La crise de la Covid a relancé les débats sur la pauvreté et les inégalités sociales aux États-Unis. Le plan de relance de 1900 milliards de dollars de Joe Biden, adopté en réponse à la crise, incarne un interventionnisme étatique qui détone avec la culture du « moins d’État » soutenue tant par les républicains que par les démocrates depuis plusieurs décennies. Le plan prévoit en effet une assistance financière directe accordée par l’État aux Américains, avec des chèques de 1 400 dollars, sous condition de ressources, ainsi qu’un dispositif à destination des enfants. Un crédit d’impôt étend ainsi les prestations accordées aux familles avec enfants à charge, pour un montant moyen de 300 dollars par enfant et par mois, y compris aux personnes sans emploi.
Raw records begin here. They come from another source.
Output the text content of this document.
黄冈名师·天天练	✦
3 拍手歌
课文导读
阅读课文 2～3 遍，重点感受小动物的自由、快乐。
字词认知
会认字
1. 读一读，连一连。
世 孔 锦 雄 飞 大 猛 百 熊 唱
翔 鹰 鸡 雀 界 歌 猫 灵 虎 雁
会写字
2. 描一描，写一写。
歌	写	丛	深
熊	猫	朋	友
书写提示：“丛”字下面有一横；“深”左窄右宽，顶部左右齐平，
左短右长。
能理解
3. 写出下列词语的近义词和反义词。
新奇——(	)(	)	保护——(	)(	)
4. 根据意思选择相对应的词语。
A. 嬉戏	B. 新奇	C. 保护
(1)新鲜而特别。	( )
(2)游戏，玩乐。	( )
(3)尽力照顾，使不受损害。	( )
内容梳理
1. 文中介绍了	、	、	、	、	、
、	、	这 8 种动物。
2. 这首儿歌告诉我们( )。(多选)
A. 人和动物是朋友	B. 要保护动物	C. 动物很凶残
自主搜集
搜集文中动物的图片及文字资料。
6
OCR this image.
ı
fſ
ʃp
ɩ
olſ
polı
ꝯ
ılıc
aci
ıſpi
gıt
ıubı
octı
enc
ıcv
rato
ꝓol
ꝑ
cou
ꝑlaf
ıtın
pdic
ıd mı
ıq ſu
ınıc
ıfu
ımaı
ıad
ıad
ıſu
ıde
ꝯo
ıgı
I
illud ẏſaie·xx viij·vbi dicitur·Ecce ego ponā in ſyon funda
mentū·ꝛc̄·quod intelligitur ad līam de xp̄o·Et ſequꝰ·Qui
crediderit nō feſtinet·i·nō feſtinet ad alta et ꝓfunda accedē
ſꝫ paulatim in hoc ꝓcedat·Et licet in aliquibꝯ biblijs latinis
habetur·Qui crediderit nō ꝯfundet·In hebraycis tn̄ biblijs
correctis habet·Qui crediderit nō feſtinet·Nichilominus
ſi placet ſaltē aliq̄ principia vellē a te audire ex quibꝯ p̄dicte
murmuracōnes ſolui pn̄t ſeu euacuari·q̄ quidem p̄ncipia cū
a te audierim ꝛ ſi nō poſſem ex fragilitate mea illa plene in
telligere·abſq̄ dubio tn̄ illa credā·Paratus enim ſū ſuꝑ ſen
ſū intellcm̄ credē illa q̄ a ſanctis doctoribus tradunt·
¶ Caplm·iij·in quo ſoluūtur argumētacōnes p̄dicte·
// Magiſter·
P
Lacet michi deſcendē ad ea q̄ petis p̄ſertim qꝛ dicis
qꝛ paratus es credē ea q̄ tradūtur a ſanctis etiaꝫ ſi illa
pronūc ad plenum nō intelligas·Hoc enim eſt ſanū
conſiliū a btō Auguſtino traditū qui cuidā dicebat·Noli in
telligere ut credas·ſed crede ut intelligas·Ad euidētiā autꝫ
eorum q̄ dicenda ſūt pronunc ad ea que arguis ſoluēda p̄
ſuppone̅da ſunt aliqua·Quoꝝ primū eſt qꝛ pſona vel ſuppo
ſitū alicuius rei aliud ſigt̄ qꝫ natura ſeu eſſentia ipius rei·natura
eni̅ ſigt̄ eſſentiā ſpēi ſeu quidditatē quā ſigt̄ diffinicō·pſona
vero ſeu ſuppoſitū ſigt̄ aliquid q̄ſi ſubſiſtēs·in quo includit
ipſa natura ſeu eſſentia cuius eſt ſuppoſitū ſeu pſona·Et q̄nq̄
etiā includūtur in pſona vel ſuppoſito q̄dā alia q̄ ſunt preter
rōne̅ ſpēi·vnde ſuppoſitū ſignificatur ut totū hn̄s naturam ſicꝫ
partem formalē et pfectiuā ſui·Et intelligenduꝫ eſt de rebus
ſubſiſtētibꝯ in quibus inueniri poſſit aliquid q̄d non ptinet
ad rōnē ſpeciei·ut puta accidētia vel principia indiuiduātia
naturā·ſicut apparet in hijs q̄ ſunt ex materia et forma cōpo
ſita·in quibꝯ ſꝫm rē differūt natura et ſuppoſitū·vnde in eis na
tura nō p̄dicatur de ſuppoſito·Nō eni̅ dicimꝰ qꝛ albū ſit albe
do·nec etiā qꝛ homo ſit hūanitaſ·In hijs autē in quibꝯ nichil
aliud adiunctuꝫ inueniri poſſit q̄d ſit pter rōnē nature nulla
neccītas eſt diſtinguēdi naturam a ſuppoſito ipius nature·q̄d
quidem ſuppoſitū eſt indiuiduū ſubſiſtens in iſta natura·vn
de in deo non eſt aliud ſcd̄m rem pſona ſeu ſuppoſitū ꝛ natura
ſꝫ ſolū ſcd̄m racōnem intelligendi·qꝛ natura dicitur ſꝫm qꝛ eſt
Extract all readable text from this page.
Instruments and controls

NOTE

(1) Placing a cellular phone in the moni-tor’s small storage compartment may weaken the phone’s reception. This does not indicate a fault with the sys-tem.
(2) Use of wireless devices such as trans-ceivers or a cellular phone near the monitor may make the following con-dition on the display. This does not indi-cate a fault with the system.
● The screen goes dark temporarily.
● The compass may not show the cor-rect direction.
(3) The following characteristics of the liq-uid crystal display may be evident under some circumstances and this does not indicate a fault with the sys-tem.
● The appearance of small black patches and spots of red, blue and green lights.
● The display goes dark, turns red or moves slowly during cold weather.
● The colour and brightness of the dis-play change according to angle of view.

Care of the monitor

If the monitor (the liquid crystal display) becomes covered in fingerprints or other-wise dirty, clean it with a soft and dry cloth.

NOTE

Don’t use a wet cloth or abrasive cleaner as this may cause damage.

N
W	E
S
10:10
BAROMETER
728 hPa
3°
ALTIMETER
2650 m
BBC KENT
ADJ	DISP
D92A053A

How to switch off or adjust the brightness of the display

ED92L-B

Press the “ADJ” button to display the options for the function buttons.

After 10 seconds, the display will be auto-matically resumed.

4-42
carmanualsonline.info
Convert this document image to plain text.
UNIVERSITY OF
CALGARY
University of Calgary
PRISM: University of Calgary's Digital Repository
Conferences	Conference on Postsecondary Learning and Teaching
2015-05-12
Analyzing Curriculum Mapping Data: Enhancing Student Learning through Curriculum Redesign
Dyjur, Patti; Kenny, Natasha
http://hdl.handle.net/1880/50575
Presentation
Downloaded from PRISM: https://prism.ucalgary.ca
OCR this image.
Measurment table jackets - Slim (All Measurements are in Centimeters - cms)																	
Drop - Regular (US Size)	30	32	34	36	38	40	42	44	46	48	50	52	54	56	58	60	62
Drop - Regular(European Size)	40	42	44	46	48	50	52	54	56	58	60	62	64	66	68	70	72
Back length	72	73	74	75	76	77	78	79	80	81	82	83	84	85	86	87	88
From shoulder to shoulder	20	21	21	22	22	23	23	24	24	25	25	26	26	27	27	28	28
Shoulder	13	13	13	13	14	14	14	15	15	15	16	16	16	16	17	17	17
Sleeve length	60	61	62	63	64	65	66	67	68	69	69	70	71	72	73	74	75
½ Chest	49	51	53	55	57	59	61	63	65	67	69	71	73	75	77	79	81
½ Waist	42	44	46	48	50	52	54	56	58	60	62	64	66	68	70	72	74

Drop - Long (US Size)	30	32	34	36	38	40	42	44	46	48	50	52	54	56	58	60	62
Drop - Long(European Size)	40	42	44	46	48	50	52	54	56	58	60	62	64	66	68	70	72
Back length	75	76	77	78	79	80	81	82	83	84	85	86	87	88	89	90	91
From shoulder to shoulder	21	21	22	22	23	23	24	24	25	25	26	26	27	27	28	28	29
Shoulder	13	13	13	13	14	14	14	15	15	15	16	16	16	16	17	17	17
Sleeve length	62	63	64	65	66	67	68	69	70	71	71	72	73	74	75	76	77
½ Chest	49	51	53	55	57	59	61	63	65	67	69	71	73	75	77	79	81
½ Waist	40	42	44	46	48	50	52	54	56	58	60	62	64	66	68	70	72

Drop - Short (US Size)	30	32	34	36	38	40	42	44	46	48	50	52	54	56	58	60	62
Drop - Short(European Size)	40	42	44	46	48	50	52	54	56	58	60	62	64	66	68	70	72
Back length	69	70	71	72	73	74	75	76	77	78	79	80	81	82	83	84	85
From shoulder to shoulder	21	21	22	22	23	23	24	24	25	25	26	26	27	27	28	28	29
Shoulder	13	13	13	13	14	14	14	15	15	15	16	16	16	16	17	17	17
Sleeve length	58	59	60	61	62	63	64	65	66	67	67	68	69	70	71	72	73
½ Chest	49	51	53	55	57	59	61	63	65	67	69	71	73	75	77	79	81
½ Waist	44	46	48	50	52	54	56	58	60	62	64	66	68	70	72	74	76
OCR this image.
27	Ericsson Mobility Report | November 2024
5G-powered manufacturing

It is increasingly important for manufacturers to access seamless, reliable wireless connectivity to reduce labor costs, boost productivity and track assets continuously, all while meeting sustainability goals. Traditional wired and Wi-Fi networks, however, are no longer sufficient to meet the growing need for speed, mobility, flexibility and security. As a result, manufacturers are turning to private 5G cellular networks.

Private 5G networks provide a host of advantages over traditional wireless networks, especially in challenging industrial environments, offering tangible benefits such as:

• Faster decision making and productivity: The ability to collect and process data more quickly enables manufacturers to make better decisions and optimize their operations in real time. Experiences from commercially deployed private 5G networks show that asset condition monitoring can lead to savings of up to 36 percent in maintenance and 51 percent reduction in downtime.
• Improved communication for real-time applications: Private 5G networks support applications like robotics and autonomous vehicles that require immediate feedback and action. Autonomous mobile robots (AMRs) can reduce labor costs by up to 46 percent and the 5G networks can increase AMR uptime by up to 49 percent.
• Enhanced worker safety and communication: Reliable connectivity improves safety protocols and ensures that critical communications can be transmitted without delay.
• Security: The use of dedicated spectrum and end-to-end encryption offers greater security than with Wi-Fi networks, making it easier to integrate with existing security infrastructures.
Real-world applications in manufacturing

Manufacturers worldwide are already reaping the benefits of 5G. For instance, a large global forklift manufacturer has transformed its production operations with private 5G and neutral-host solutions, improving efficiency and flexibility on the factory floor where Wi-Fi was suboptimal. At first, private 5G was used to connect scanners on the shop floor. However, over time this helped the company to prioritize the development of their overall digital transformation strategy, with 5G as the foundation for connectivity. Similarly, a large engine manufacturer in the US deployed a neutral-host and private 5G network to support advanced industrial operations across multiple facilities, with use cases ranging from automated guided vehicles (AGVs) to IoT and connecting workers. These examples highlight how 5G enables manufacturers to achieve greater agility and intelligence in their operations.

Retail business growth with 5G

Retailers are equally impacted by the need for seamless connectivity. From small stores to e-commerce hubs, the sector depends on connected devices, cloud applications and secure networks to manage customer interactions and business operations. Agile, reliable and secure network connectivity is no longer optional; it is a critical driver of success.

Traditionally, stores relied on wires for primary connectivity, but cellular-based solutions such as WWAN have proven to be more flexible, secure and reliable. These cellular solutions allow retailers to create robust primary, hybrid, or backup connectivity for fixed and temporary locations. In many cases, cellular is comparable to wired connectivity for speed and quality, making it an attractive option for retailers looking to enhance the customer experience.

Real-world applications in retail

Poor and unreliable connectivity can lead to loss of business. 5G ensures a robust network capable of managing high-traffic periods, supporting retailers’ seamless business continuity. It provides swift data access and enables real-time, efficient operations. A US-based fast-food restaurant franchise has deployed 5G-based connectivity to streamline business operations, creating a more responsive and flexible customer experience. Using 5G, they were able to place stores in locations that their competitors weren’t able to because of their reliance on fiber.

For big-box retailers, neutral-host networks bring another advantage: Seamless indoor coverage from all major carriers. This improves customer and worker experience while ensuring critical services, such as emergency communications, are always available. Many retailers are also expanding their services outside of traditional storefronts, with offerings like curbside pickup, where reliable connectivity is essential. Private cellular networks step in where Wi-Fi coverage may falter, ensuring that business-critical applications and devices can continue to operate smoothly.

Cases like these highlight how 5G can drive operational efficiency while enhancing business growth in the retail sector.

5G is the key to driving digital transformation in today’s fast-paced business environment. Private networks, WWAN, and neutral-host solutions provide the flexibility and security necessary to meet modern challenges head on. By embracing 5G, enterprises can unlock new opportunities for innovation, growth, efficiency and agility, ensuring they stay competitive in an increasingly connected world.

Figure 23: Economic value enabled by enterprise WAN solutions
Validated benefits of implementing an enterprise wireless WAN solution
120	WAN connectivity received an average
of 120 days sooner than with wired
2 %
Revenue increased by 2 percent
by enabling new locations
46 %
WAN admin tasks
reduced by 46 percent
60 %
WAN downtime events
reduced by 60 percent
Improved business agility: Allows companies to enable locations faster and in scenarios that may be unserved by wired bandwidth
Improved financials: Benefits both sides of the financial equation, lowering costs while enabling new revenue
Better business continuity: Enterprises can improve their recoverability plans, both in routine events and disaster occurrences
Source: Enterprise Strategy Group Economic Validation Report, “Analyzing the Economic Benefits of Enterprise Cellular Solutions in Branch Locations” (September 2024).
Ces dispositifs sont en rupture avec la doxa de ces 25 dernières années en matière d’aide sociale aux États-Unis, fondée sur la restriction des allocations par le plafonnement de leur montant et de leur durée, ainsi que par le conditionnement des aides à des heures de travail obligatoire. Ce n’est pas une nouveauté au regard de périodes plus anciennes. Pendant plusieurs décennies, les programmes d’assistance sociale créés pendant le New Deal des années 1930, notamment Aid to Families with Dependent Children, ont fourni des moyens de subsistance aux mères célibataires.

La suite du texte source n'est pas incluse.